Мертвец — страница 41 из 59

– Знаешь, у меня нехорошие предчувствия такие…

– Да ничего с ним не случилось, уймись! – злобно сказал я. – Ничего! Такое бывает регулярно… Папаша его вернулся из рейса, нажрался с заработанных бабок и отколотил Вырвиглаза, вот и всё. И ничего, что поколотил, жив-здоров Вырвиглаз. Он ведь как гиена – чем чаще бьют, тем крепче шкура. Я-то его знаю.

– А вдруг отец его покалечит?

– Да не покалечит. Он его всё время бьёт, а до сих пор не убил. И вообще, погода шепчет. А вдруг дождь пойдёт?

– Может, отцу позвонить? – Упырь достал телефон.

Какое сочувствие. Какое человеколюбие. Гуманизм. Прямо Возрождение, честное слово.

– Я ему скажу, что надо помочь, он обязательно приедет, вот увидишь! – Упырь зачем-то продемонстрировал записную книжку в мобильнике.

Я помотал головой.

– Если ты позвонишь своему папашке, то Вырвиглазов папашка точно его угрохает, можешь не сомневаться. У него папаша – мрак. Вот представь Вырвиглаза, только в сорок раз говнистее. Так что лучше по-тихому, по-семейному…

Упырь замолчал.

Я вернулся к книжке. Лежал и читал, то есть делал вид, что читаю, читать в присутствии Упыря у меня не очень хорошо получалось. А Упырь сидел. И смотрел на меня. А я смотрел в книгу. А он на меня. Так мы сидели минут пять, не меньше. Потом я не выдержал.

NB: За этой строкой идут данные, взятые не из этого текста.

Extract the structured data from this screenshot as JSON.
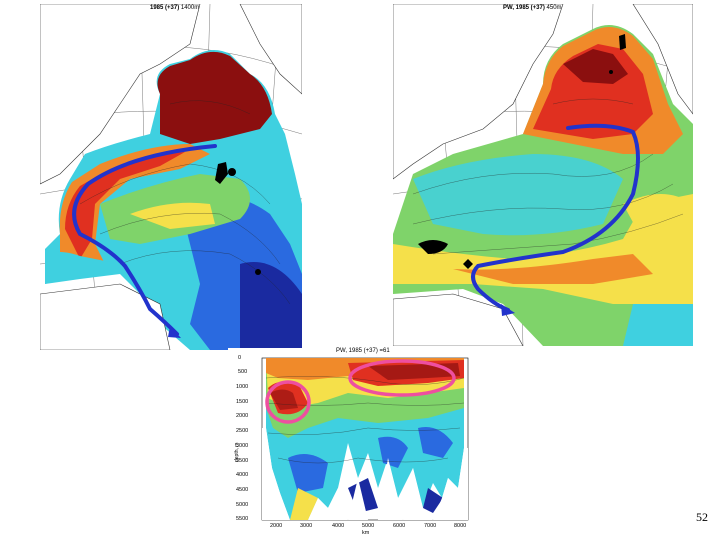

– Ладно, – сказал я. – Пойдём. Пойдём, посмотрим, что там такое. Хотя, вероятнее всего, что Вырвиглаз нас так разыгрывает. Играется…

– А если нет?

Пришлось вылезти, пришлось одеться. Перед тем как выйти на улицу, я заглянул в большой дом. Трубка лежала на боку на самом деле. Может, кто задел, а может, Сенька снял, он вредничать любит.

Пока мы добирались до дома Вырвиглаза, Упырь молчал. И напрягался. Надувался воздухом, расправлял плечи, озирался по сторонам, громко дышал. Все это напряжение ему совершенно не шло, при его росте и весе всё это выглядело смешно. Но очень хотелось ему казаться больше и страшнее.

Вырвиглазова улица была кривая и ухабистая, с лужами, с ряской в этих лужах, с жуками-плавунцами. Вырвиглаз жил в самом дальнем доме, это был самый страшный и мрачный дом, даже вагонкой не обшит. Возле дома не было толкового огорода, не росли цветы, и сразу ясно, что в доме живут одни мужчины.

Дверь закрыта, воняет какой-то кислятиной, точно свиньям варили. Кругом разруха. То есть, если судить по виду, всё в порядке.

Калитка была наплевательски открыта, мы вошли внутрь. Из дома послышалось глухое мычание.

– Что это? – вздрогнул Упырь.

– Мычит, – ответил я. – Вырвиглаз мычит.

– Почему он мычит?

– Папаша язык ему отрезал, вот он и мычит.

У Упыря дёрнулась щека.

– Да нет, – успокоил я, – просто отец его в подпол посадил.

– В подвал?

– Ага. Чтобы он подумал над своим поведением. Ладно, пойдём отсюда.

– А как же Илья?

– Да ничего, посидит, с крысами пообщается, может, наберётся ума…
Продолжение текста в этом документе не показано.